Schwarzenegger already had proposed deep cuts, including laying off 5,000 state government employees and reducing general fund payroll by 10 percent. Billions of dollars would be cut from K-12 schools, potentially shortening the school year by a week, while financial aid for college students would be reduced.

The CalWORKS welfare-to-work program and Healthy Families, which provides low-cost health insurance for children, may be eliminated. Funding for state parks would be greatly reduced, and some boards and commissions consolidated or eliminated.

Schwarzenegger also wants to transfer 19,000 inmates who are illegal immigrants to federal custody, saving $182 million.

The governor said he will not support further tax hikes after agreeing to $12.8 billion in higher sales, personal income and vehicle taxes earlier this year. Legislative Republicans also have said they are not willing to raise taxes.

That will present a problem for majority Democrats, because some GOP votes are needed in the Assembly and Senate to reach the two-thirds threshold for approving budgets.

Noreen Evans, chairwoman of the Assembly Budget Committee said she wants lawmakers to consider raising revenue rather than cutting so deeply into state programs. The Santa Rosa Democrat said lawmakers could impose taxes on soda or oil and gas production.

"I will look under every rock and every leaf so that we can make sure women and children are fed and their medical needs are taken care of," Evans said.

A steep drop in tax revenue has accelerated the decline of California's financial condition. This year saw the first drop in personal income statewide since 1938.

"The depth and the scope of this international recession and the effect it has had on California's economy and its budget requires us to be putting additional measures on the table that would have been unthinkable just three months ago," said H.D. Palmer, spokesman for the governor's finance department.

Finance officials will deliver the administration's latest budget proposal to a hearing of a joint legislative budget committee Tuesday afternoon.
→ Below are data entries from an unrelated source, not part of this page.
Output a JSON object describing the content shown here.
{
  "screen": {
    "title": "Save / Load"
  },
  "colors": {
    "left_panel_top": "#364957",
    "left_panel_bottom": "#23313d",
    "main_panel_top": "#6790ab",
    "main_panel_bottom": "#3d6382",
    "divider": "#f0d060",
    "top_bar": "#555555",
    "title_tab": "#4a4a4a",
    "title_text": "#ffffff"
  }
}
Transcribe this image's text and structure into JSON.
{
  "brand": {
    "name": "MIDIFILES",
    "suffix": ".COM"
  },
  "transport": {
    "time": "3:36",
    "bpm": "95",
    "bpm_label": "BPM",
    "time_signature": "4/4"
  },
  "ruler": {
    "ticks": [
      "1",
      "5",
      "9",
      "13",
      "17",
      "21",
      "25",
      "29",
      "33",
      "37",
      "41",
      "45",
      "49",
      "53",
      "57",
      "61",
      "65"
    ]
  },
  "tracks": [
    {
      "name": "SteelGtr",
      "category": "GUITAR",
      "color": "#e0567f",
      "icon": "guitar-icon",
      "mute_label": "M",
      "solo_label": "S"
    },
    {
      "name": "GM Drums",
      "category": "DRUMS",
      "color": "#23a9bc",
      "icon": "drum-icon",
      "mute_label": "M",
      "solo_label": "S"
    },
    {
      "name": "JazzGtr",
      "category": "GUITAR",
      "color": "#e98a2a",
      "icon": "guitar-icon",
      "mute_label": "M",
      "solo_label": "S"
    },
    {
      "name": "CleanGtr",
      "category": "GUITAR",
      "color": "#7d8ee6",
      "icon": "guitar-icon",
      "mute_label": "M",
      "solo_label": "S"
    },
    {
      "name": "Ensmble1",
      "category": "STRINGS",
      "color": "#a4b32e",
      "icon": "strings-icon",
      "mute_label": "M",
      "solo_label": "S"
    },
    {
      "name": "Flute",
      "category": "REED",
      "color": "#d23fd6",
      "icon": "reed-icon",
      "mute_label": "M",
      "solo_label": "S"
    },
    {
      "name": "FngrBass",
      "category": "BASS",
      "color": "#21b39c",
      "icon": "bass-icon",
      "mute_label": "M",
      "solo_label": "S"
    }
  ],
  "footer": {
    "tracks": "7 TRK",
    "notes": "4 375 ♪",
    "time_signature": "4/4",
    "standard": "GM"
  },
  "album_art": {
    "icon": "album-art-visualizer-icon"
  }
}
The Legislature's constitutional deadline to approve a budget and send it to the governor's desk is June 15, but Evans said lawmakers are unlikely to meet it. Democrats had hoped to reach a deal by July 16, but Evans questioned whether even that goal could be met because the governor keeps revising his budget proposals.

Among the propositions defeated by voters last week was one that would have raised $5 billion by borrowing against future lottery revenue. Two others would have transferred about $900 million next year from early childhood and mental health funds.